The Burt County Museum is located in the E.C. Houston House built for Emsley Clinton Houston. Houston was the owner and founder of the Houston Lumber Company in Tekamah and also served as vice president of the First National Bank of Tekamah for over twenty years. He was elected mayor of Tekamah in 1893 and was a state senator in 1919.
Listed on the National Register of Historic Places, the large frame house constructed in 1904-5 incorporates Neo-Classical Revival details in its porches, door and window openings, and cornices. The most distinctive part of the dwelling is the prominent porch, which has a wooden railing on the first level and wrought iron railing on the second and attic stories.
The interior of the fourteen-room house remains much as it was with beautiful cut-glass windows in the reception room, above the stair landing, and in the parlor. The parlor features a bay window and a large fireplace. During a recent restoration project, the 1904 light fixtures and mirror above the fireplace were returned to their original places.
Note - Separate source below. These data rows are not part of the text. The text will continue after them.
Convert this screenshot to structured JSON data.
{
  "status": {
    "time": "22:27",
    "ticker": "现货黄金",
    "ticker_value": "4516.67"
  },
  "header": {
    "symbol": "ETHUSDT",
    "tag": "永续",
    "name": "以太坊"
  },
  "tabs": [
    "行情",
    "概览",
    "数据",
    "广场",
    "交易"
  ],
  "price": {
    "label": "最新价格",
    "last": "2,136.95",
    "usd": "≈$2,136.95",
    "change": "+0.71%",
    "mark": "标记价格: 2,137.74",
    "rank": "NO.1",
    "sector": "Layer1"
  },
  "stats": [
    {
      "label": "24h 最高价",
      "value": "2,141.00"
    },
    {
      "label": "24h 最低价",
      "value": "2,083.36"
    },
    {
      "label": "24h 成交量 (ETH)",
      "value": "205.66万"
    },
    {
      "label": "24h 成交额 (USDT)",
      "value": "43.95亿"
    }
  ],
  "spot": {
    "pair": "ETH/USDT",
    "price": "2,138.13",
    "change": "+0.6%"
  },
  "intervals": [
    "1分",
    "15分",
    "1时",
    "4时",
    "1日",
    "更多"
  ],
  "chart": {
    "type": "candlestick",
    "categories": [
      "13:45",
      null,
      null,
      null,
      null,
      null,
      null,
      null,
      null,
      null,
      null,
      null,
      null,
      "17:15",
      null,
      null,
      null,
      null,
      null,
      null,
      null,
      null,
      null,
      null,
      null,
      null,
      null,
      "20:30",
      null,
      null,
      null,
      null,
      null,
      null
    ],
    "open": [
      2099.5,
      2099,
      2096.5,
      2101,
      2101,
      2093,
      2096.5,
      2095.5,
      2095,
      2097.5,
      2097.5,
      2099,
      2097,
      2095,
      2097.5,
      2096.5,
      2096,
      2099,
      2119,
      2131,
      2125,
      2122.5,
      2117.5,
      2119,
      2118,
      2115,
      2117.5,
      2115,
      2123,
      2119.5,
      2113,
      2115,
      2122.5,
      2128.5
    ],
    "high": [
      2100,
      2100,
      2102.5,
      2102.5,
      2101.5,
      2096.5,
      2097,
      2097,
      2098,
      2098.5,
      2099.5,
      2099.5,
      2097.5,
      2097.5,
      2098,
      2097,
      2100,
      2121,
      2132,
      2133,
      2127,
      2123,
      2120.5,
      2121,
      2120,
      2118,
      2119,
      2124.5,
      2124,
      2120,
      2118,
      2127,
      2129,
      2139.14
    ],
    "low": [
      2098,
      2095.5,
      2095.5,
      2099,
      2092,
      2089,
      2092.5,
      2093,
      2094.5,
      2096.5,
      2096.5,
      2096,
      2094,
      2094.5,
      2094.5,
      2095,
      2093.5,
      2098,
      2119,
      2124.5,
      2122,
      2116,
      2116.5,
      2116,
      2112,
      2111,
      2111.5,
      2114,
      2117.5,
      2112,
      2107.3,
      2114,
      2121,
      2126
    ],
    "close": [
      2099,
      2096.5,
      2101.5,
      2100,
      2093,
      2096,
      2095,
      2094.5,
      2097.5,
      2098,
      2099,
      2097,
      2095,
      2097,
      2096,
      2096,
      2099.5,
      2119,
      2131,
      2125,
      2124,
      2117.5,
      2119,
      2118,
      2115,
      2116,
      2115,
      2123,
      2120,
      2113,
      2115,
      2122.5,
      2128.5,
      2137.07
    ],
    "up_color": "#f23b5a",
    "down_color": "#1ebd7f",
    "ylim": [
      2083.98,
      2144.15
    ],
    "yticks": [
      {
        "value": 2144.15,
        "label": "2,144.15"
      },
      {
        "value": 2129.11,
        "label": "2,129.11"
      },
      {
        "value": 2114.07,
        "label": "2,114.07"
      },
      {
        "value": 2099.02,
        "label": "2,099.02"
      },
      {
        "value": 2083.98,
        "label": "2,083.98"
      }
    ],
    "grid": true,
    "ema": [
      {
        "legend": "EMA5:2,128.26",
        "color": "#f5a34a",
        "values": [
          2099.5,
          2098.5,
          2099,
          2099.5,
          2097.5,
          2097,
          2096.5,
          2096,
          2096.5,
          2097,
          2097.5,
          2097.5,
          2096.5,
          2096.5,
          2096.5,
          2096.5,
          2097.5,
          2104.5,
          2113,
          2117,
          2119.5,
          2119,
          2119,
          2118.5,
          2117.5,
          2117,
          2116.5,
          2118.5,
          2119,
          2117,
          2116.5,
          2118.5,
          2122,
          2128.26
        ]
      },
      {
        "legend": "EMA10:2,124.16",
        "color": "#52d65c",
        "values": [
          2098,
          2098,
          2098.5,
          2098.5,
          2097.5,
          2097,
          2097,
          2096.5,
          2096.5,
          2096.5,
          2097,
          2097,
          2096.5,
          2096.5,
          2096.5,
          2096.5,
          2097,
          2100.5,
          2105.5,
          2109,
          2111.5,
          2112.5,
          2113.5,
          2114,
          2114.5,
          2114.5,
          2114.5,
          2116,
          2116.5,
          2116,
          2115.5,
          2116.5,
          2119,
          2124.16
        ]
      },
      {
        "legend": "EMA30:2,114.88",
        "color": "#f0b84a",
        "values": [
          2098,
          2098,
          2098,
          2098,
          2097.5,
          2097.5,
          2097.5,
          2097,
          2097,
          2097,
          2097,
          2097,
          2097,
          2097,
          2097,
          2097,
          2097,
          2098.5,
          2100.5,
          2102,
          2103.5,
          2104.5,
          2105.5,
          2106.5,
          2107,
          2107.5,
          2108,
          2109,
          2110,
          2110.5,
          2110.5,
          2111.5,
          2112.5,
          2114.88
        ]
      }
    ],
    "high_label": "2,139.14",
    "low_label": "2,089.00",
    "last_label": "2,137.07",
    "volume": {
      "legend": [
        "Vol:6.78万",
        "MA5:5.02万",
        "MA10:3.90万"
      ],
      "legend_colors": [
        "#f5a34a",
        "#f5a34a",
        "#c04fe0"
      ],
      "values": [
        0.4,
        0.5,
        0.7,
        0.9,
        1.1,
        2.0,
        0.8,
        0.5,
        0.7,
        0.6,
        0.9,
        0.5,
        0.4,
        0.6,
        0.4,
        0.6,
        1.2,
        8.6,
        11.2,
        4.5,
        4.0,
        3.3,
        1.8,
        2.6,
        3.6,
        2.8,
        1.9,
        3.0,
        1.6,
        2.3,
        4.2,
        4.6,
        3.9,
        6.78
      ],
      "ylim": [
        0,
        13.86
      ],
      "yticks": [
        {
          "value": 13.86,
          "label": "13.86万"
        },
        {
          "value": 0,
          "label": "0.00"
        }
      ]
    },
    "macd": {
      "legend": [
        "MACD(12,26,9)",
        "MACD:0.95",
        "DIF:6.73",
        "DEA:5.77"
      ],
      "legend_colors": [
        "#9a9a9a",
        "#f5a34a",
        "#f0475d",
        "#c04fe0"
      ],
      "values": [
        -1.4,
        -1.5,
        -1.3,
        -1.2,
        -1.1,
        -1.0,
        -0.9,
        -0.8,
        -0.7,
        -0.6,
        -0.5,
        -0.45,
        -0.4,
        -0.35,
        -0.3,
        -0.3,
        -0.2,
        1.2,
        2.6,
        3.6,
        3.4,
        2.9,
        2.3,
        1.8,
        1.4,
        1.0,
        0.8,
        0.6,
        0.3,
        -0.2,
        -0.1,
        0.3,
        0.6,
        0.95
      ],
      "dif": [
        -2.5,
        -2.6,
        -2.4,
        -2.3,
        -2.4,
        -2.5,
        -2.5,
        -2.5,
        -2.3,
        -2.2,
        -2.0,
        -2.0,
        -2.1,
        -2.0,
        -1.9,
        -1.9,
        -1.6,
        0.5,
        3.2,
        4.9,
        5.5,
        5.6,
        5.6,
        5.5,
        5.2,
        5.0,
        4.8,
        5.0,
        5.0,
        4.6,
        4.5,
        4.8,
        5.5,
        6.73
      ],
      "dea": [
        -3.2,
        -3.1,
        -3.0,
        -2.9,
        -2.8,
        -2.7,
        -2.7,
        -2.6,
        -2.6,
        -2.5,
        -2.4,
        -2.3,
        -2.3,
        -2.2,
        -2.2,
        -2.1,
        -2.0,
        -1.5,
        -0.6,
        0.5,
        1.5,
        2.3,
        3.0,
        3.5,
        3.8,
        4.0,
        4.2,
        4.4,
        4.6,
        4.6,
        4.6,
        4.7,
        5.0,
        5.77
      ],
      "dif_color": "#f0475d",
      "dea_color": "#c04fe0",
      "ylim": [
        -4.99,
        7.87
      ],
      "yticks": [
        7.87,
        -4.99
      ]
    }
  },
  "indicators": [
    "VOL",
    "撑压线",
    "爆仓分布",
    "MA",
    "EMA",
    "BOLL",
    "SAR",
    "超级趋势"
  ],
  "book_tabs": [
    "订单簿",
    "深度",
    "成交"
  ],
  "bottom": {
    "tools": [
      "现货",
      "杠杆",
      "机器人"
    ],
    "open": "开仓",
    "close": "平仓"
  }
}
The foyer, beautiful open stairway to the upper floors, parlor and formal dining room with butler's pantry are connected by a central hallway.
On the second floor is a sitting room, child's bedroom, master bedroom, military room dedicated to the honor of Burt County service personnel and the maid's room, currently used for Burt Country history and genealogy.
The third floor was the former ballroom and is now used for special displays, including an oil painting of the Last Supper, painted in the late 1600s or early 1700s and an 1880 toy "magic lantern" used to project special slides.
The full basement has four rooms featuring 1) an old-fashioned kitchen, 2) tools and implements used on early day Burt County farms, 3) early day laundry items, 4) a "Professional Room," with photos and artifacts from local businesses and professional people.
The visitors will also enjoy the Country Schoolhouse and the C.D. Houston House, used as the Museum Annex, which is to the east of the main museum. This house was built around 1906. The two Houston men were brothers. Special displays are featured there.
The museum grounds are beautifully landscaped featuring early Tekamah streetlights, and old-fashioned gazebo, a lighted flagpole and the 1910, Folsom Park Bridge. A sidewalk on the north side of the schoolhouse uses bricks from the old main street in downtown Tekamah.